Hernani 1877
Le témoignage de Mounet-Sully


Puis ce fut Hernani avec Sarah-Bernhardt. Je pense n'avoir pas eu alors le succès que j'espérais, parce que j'arrivai le soir de la première, la voix positivement « cassée ».

La veille, à la répétition générale, j'avais reçu de beaux compliments de Victor Hugo ; seulement, m'étant enroué aux répétitions, j'allai, l'après-midi de la première, chez le docteur X..., mort maintenant... Ce misérable, m'ayant introduit un crayon de sulfate de cuivre dans le gosier, pour me cautériser, toucha maladroitement une corde... Je fis : Oh !... et il laissa échapper son crayon dans ma gorge !

Il dut précipitamment enfoncer son poing et aller chercher l'instrument au fond du gosier. L'on peut penser en quel état je sortis de ses mains...

Malgré le succès que j'obtins, le soir de la première, on fut sévère. Je pense avoir bien joué le rôle, plus tard, mais je me défends d'y avoir rien inventé. J'ai fidèlement marché sur la trace de Delaunay, que j'admirais beaucoup, et qui le jouait avant moi.

Pendant les répétitions, il y eut une grave discussion au foyer des artistes :

— Hernani a vingt ans. Porte-t-il de la barbe, oui ou non ?

Victor Hugo passait :

— M. Victor Hugo va nous le dire...

— Hernani a vingtans, répondit Victor Hugo, c'est vrai ; mais un Espagnol peut très bien avoir de la barbe à vingt ans.
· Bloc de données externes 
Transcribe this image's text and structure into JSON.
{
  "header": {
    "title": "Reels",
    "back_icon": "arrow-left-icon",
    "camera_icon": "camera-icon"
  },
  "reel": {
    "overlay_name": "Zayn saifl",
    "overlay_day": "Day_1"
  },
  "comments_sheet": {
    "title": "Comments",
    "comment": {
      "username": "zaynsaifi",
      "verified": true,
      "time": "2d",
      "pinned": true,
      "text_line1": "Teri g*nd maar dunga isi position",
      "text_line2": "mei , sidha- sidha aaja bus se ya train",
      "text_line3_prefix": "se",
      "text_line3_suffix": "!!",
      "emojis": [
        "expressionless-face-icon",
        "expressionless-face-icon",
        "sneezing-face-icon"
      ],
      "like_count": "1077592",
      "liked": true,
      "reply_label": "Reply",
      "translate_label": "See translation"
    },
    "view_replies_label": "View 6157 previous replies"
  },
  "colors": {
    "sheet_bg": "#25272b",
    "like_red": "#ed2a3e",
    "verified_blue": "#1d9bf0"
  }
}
— Pardon, mon cher Maître. Mais un vers dit :

Et reçoit, tous les soirs, malgré les envieux,
Le jeune amant sans barbe à la barbe du vieux,

— Il n'a donc pas de barbe, confirma Victor Hugo.

— Oui, mais don Carlos, qui dit ce vers, n'a pas encore vu Hernani...

— C'est exact.

— Alors, Maître ?

— Alors ... il faut qu'il ait de la barbe. . . conclut le Maître.

La conversation vint ensuite sur Ruy Gomez, ce « vieillard stupide. Nous demandâmes à Hugo l'âge de don Ruy Gomez.

— Soixante ans. répondit sans hésiter Victor Hugo.

Perrin, qui se trouvait parmi nous, protesta. Il avait presque exactement l'âge de don Gomez :

— A soixante ans, dit-il, on n'est pas un vieillard stupide.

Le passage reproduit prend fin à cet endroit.